When people asked her where she works, she told them that she works at MINDEF, and that her work is "sensitive", she said.
But Sophie said that the need for discretion has not been a problem for her as her friends and family have been understanding about the sensitivity of her work.
“There are clear sacrifices that we have to make and we accept those," she said. "But then there are a good deal of pros ... a lot of people join us because they want to serve Singapore.
"It's also a very vibrant work environment ... And I think for people who are quite cerebral, quite intellectual, also quite adventurous, they will find a lot of fulfilment in the work.”
When asked to go into more specifics about what they do, the answer was that "it is very sensitive". But Sophie said that she and her team have had to prepare intelligence assessments of political incidents that were developing quickly for policymakers to "make the best decisions for Singapore".

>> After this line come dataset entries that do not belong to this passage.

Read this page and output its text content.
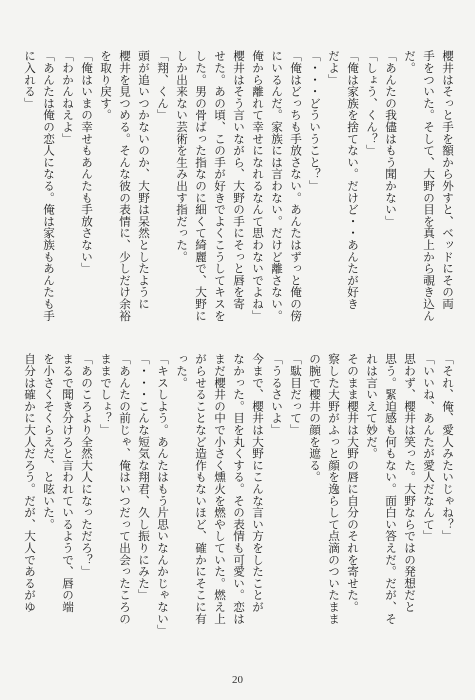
櫻井はそっと手を額から外すと、ベッドにその両
手をついた。そして、大野の目を真上から覗き込ん
だ。
「あんたの我儘はもう聞かない」
「しょう、くん？」
「俺は家族を捨てない。だけど・・あんたが好き
だよ」
「・・・どういうこと？」
「俺はどっちも手放さない。あんたはずっと俺の傍
にいるんだ。家族には言わない。だけど離さない。
俺から離れて幸せになれるなんて思わないでよね」
櫻井はそう言いながら、大野の手にそっと唇を寄
せた。あの頃、この手が好きでよくこうしてキスを
した。男の骨ばった指なのに細くて綺麗で、大野に
しか出来ない芸術を生み出す指だった。
「翔、くん」
頭が追いつかないのか、大野は呆然としたように
櫻井を見つめる。そんな彼の表情に、少しだけ余裕
を取り戻す。
「俺はいまの幸せもあんたも手放さない」
「わかんねえよ」
「あんたは俺の恋人になる。俺は家族もあんたも手
に入れる」
「それ、俺、愛人みたいじゃね？」
「いいね、あんたが愛人だなんて」
思わず、櫻井は笑った。大野ならではの発想だと
思う。緊迫感も何もない。面白い答えだ。だが、そ
れは言いえて妙だ。
そのまま櫻井は大野の唇に自分のそれを寄せた。
察した大野がふっと顔を逸らして点滴のついたまま
の腕で櫻井の顔を遮る。
「駄目だって」
「うるさいよ」
今まで、櫻井は大野にこんな言い方をしたことが
なかった。目を丸くする。その表情も可愛い。恋は
まだ櫻井の中で小さく燻火を燃やしていた。燃え上
がらせることなど造作もないほど、確かにそこに有
った。
「キスしよう。あんたはもう片思いなんかじゃない」
「・・・こんな短気な翔君、久し振りにみた」
「あんたの前じゃ、俺はいつだって出会ったころの
ままでしょ？」
「あのころより全然大人になっただろ？」
まるで聞き分けろと言われているようで、唇の端
を小さくそくらえだ、と呟いた。
自分は確かに大人だろう。だが、大人であるがゆ
20
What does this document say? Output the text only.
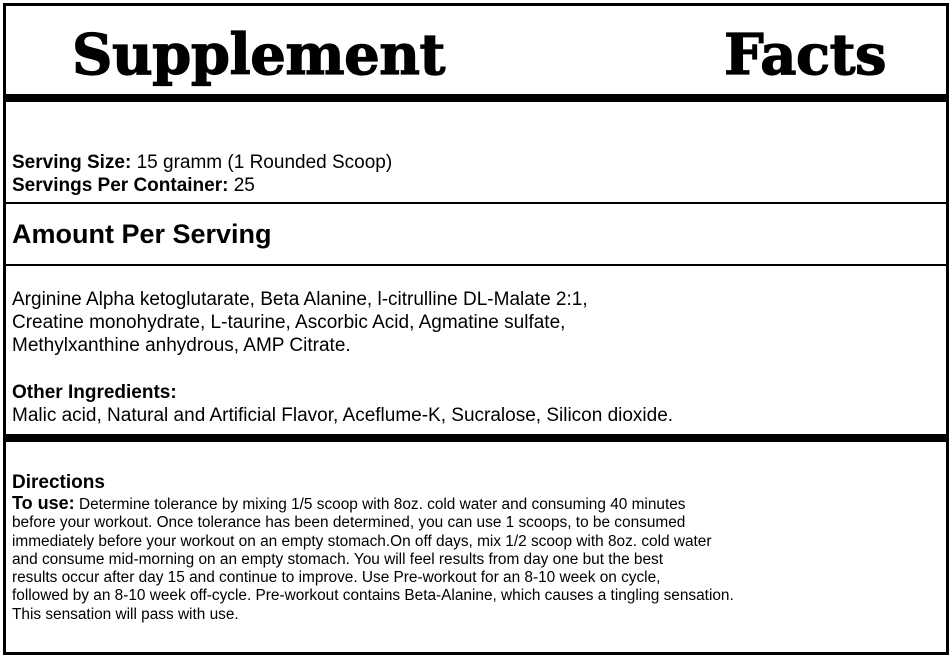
Supplement	Facts
Serving Size: 15 gramm (1 Rounded Scoop)
Servings Per Container: 25
Amount Per Serving
Arginine Alpha ketoglutarate, Beta Alanine, l-citrulline DL-Malate 2:1,
Creatine monohydrate, L-taurine, Ascorbic Acid, Agmatine sulfate,
Methylxanthine anhydrous, AMP Citrate.
Other Ingredients:
Malic acid, Natural and Artificial Flavor, Aceflume-K, Sucralose, Silicon dioxide.
Directions
To use: Determine tolerance by mixing 1/5 scoop with 8oz. cold water and consuming 40 minutes
before your workout. Once tolerance has been determined, you can use 1 scoops, to be consumed
immediately before your workout on an empty stomach.On off days, mix 1/2 scoop with 8oz. cold water
and consume mid-morning on an empty stomach. You will feel results from day one but the best
results occur after day 15 and continue to improve. Use Pre-workout for an 8-10 week on cycle,
followed by an 8-10 week off-cycle. Pre-workout contains Beta-Alanine, which causes a tingling sensation.
This sensation will pass with use.
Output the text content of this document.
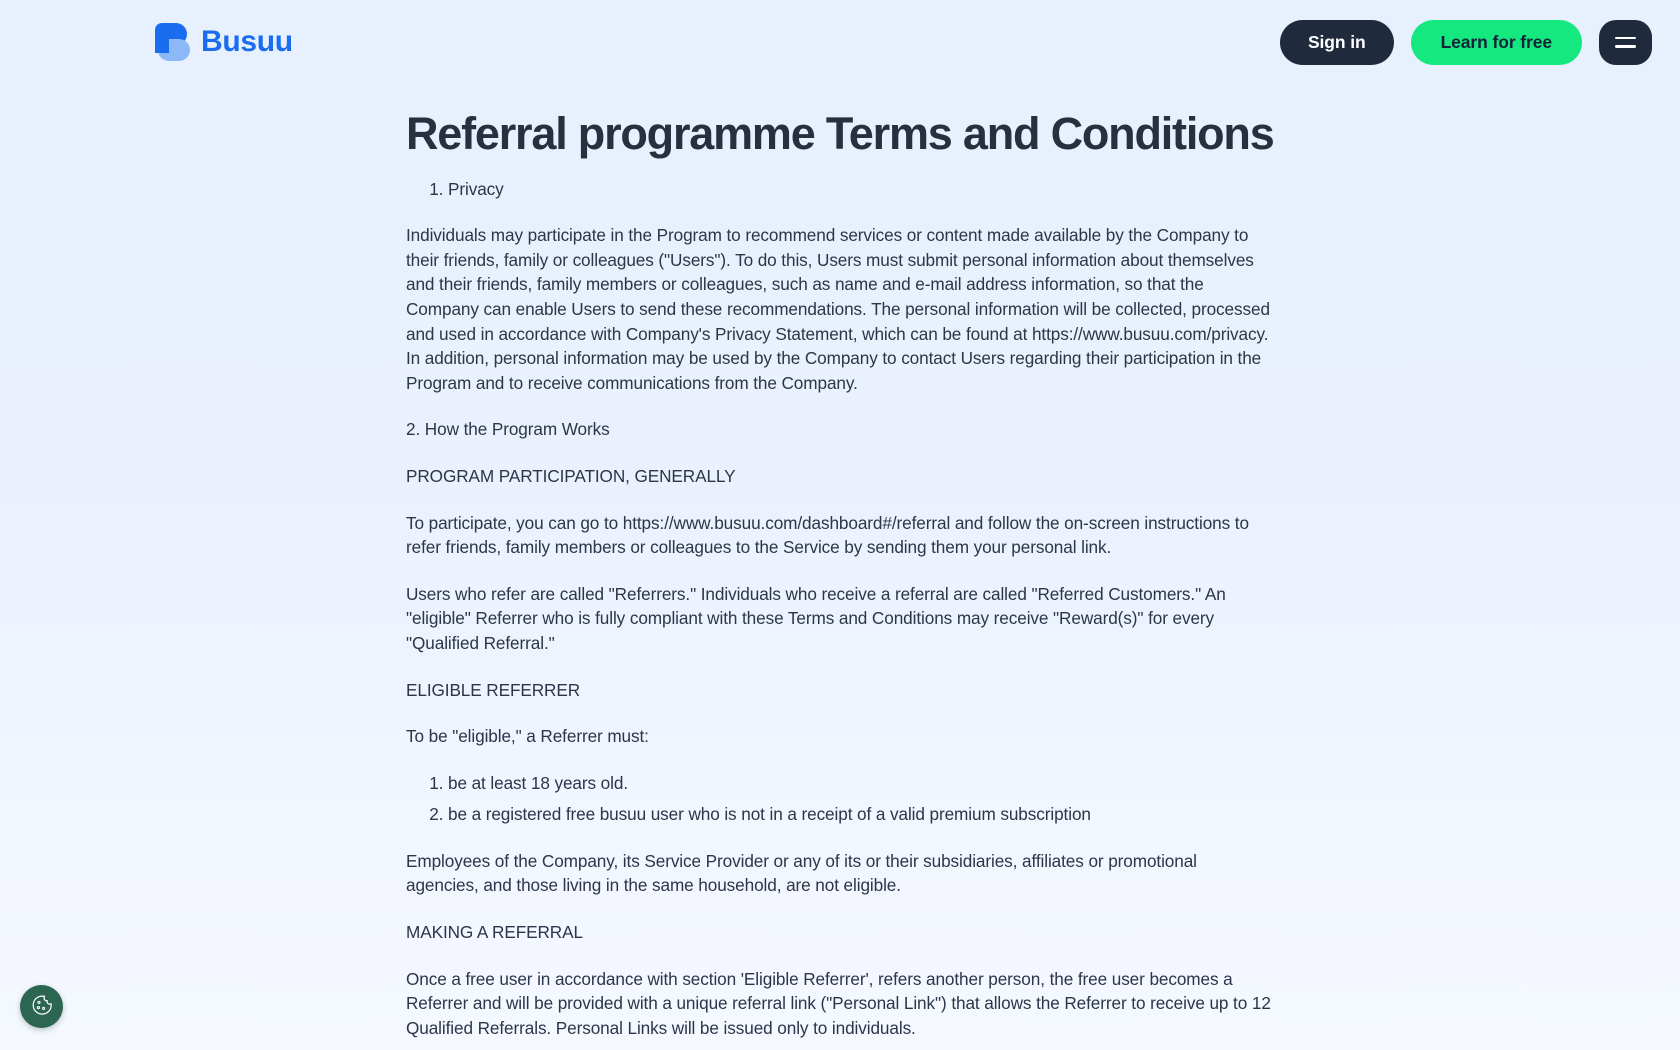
Busuu	Sign in	Learn for free
Referral programme Terms and Conditions
1. Privacy

Individuals may participate in the Program to recommend services or content made available by the Company to their friends, family or colleagues ("Users"). To do this, Users must submit personal information about themselves and their friends, family members or colleagues, such as name and e-mail address information, so that the Company can enable Users to send these recommendations. The personal information will be collected, processed and used in accordance with Company's Privacy Statement, which can be found at https://www.busuu.com/privacy. In addition, personal information may be used by the Company to contact Users regarding their participation in the Program and to receive communications from the Company.

2. How the Program Works

PROGRAM PARTICIPATION, GENERALLY

To participate, you can go to https://www.busuu.com/dashboard#/referral and follow the on-screen instructions to refer friends, family members or colleagues to the Service by sending them your personal link.

Users who refer are called "Referrers." Individuals who receive a referral are called "Referred Customers." An "eligible" Referrer who is fully compliant with these Terms and Conditions may receive "Reward(s)" for every "Qualified Referral."

ELIGIBLE REFERRER

To be "eligible," a Referrer must:

1. be at least 18 years old.
2. be a registered free busuu user who is not in a receipt of a valid premium subscription

Employees of the Company, its Service Provider or any of its or their subsidiaries, affiliates or promotional agencies, and those living in the same household, are not eligible.

MAKING A REFERRAL

Once a free user in accordance with section 'Eligible Referrer', refers another person, the free user becomes a Referrer and will be provided with a unique referral link ("Personal Link") that allows the Referrer to receive up to 12 Qualified Referrals. Personal Links will be issued only to individuals.
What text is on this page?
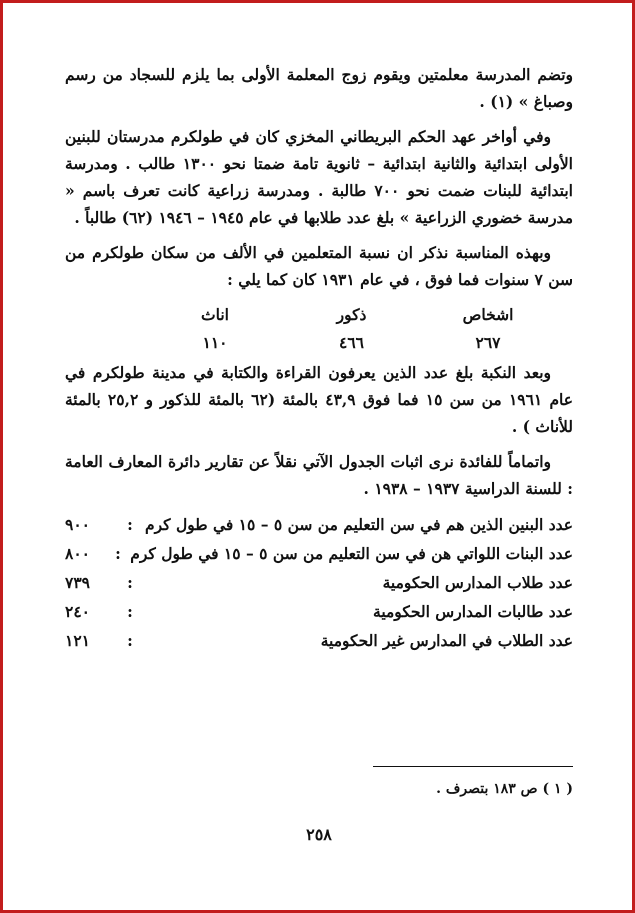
وتضم المدرسة معلمتين ويقوم زوج المعلمة الأولى بما يلزم للسجاد من رسم وصباغ » (١) .

وفي أواخر عهد الحكم البريطاني المخزي كان في طولكرم مدرستان للبنين الأولى ابتدائية والثانية ابتدائية – ثانوية تامة ضمتا نحو ١٣٠٠ طالب . ومدرسة ابتدائية للبنات ضمت نحو ٧٠٠ طالبة . ومدرسة زراعية كانت تعرف باسم « مدرسة خضوري الزراعية » بلغ عدد طلابها في عام ١٩٤٥ – ١٩٤٦ (٦٢) طالباً .

وبهذه المناسبة نذكر ان نسبة المتعلمين في الألف من سكان طولكرم من سن ٧ سنوات فما فوق ، في عام ١٩٣١ كان كما يلي :

اشخاص
٢٦٧
ذكور
٤٦٦
اناث
١١٠

وبعد النكبة بلغ عدد الذين يعرفون القراءة والكتابة في مدينة طولكرم في عام ١٩٦١ من سن ١٥ فما فوق ٤٣,٩ بالمئة (٦٢ بالمئة للذكور و ٢٥,٢ بالمئة للأناث ) .

واتماماً للفائدة نرى اثبات الجدول الآتي نقلاً عن تقارير دائرة المعارف العامة : للسنة الدراسية ١٩٣٧ – ١٩٣٨ .

عدد البنين الذين هم في سن التعليم من سن ٥ – ١٥ في طول كرم
:
٩٠٠
عدد البنات اللواتي هن في سن التعليم من سن ٥ – ١٥ في طول كرم
:
٨٠٠
عدد طلاب المدارس الحكومية
:
٧٣٩
عدد طالبات المدارس الحكومية
:
٢٤٠
عدد الطلاب في المدارس غير الحكومية
:
١٢١
( ١ ) ص ١٨٣ بتصرف .
٢٥٨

Michael, who was in operations for a decade before moving to corporate roles such as strategic planning, human resources and training, shared that he was involved in multi-agency operations to round up Jemaah Islamiyah terrorists who had fled Singapore in the early 2000s.
"The success of those operations was when we were able to actually either forewarn partners, or even forewarn the Singapore Government of the heightened terrorism threat that could have hit us,” he said.
Back then, a plot to bomb several embassies in Singapore, military bases and Yishun MRT station was thwarted by Singapore's security agencies.
The press release listed other significant operations such as helping to form the then-Joint Counter Terrorism Centre, which was subsumed under the National Security Research Centre, under the National Security Coordination Secretariat in 2004.
SID also supported efforts to disrupt a terror group’s plot to launch an attack on the Marina Bay Sands integrated resort in 2016, it said.
But given the sensitivity of their work, would open recruitment lead to vulnerabilities?
Michael said that SID screens applicants stringently and will take the necessary "mitigating measures".
Job seekers may want to take note that the application process will take longer than other jobs, with a security clearance process that can take between three and six months.
And while the agency will have to take additional measures to screen a potential surge of applicants, Michael said that it is "something worth doing" to build up its capabilities.
"You need people with different perspectives. I think you need people to challenge the norms of what the current thinking is because if you don't, then you go into groupthink," he said.
"We do encourage within our organisation that sense of tension, that creative tension that ... will probably push us to do better assessments, but you can only get that if you bring in people who have very different perspectives from you."